Rekos se rascó la cabeza.
—Se pueden conseguir. Sé dónde guardan todo eso. Me será fácil ocultarlas en las seras.
—Luego tenéis que organizaros para que todos los cautivos vengan aquí uno tras otro. Hay más caballos que esclavos. ¡Todo el mundo podrá escapar!
—¡Yo no podré nunca! —balbuceó la mujer que había tomado a Tanis por un fantasma—. Esos monstruos me dan demasiado miedo.
Tanis la riñó con tono severo.
—¿Prefieres esperar tu destino sin luchar? ¡Sabes de sobra lo que los amanios hacen sufrir a las víctimas que sacrifican a su dios! Porque todos acabaréis así. ¿Quieres que te arranquen la piel y que te devoren el corazón?
La mujer se puso pálida y agachó la cabeza.
—Haré lo que tú digas.
La lluvia amainó, convirtiéndose en una aliada perfecta. Después de la temporada de caza, los amanios aspiraban al reposo y apenas si se preocupaban de lo que hacían los esclavos, siempre que les sirviesen la comida y les limpiasen las chozas. A Rekos no le costó mucho sustraer pieles y cuerdas. Las seras llegaban cargadas de pieles, de algodón y de cuerdas trenzadas por los propios esclavos, que Tanis almacenaba en una pequeña caverna situada río arriba, donde ella dormía por la noche. Regresaban al poblado con las seras llenas de piedras destinadas a consolidar las chozas de los amanios.
En pocos días Tanis aprendió a montar. Como le había dicho Beryl, lo más importante era dominar el propio miedo. Los caballos olfateaban el estado de ánimo de su jinete y no vacilaban en librarse de los que se mostraban asustados. Al cabo de diez días, Tanis montaba sin problema. A la caída del crepúsculo, regresaba a su madriguera. A la luz de una tosca lámpara de aceite que había hecho de un guijarro, pasaba el tiempo que le quedaba fabricando arcos y hachas de piedra y tallando flechas.

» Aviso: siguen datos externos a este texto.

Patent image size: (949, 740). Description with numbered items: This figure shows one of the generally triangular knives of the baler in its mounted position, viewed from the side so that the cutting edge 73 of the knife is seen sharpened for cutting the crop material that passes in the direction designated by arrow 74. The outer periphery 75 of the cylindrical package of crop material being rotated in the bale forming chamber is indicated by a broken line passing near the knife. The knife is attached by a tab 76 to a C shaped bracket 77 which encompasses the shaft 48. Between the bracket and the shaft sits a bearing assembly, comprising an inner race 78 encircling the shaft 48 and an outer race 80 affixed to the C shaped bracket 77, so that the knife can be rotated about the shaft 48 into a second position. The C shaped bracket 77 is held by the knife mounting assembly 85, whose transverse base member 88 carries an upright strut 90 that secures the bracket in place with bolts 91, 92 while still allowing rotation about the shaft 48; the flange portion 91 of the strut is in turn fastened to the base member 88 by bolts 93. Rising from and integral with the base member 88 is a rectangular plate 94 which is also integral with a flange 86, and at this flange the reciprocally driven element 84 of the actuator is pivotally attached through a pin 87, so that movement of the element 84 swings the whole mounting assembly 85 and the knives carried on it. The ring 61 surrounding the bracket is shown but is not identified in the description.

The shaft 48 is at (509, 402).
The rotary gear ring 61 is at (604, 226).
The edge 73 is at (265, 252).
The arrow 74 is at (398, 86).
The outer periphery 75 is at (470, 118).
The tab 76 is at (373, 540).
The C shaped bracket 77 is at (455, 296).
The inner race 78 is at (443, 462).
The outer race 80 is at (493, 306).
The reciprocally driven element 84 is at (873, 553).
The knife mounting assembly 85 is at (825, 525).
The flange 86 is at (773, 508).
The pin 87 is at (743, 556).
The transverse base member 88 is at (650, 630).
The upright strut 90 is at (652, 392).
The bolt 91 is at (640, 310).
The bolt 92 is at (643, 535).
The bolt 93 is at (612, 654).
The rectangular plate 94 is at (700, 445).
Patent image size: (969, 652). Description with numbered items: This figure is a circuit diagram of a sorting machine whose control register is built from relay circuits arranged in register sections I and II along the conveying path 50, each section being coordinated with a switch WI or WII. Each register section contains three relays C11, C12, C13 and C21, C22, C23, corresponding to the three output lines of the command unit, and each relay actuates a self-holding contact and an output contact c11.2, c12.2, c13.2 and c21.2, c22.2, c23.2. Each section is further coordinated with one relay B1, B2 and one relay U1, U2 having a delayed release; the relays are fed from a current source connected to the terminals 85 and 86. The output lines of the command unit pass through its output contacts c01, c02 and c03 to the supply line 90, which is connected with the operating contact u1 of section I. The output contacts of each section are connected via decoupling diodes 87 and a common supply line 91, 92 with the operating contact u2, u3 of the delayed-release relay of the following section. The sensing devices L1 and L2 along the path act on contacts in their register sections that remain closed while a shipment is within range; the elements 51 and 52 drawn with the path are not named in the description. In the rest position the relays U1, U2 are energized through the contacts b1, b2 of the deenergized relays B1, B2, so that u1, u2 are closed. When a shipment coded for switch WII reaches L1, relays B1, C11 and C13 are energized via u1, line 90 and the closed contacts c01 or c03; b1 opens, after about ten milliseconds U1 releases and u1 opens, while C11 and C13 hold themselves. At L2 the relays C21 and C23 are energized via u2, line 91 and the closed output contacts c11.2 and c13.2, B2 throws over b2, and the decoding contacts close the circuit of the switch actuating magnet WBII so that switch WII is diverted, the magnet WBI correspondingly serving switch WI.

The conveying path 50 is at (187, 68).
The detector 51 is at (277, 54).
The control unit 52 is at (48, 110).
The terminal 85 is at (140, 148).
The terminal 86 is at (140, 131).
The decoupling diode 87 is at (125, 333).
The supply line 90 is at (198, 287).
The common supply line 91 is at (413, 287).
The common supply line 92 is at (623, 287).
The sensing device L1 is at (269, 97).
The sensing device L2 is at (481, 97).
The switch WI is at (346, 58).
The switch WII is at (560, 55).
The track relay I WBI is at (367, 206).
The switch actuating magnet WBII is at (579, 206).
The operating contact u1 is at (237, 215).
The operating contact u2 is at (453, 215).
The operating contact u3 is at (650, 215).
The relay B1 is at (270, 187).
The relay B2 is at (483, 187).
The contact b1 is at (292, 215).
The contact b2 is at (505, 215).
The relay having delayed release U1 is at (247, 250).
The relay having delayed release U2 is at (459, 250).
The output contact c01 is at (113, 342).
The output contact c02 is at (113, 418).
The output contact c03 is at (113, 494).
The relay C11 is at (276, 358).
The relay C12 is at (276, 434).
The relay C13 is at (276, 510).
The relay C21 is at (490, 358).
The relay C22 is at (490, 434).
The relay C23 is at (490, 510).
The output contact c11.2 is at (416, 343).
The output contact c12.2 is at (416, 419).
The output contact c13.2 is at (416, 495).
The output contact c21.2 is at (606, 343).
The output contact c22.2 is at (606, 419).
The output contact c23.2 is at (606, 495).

El problema resultó más delicado con los otros esclavos. A la mayoría, los caballos les inspiraban un terror casi enfermizo. Pero la perspectiva de la libertad y el temor a acabar bajo los cuchillos de los amanios contribuyeron en gran medida a vencer su miedo. En cambio, los dos hicsos no tuvieron ninguna dificultad. Al contrario, habían descubierto en sí mismos una verdadera complicidad con los caballos, y se las arreglaban para ir todos los días. Un mes más tarde, eran capaces de montar aquellos animales cerca de cincuenta prisioneros. Tanis caviló para organizar la evasión.
Sabía que, por la noche, los amanios encerraban a los cautivos en una profunda gruta situada en el centro de la aldea, guardada por tres guerreros armados. Pero ahora los prisioneros disponían de hachas y de puñales. Llegado el momento, serían capaces de librarse de sus carceleros.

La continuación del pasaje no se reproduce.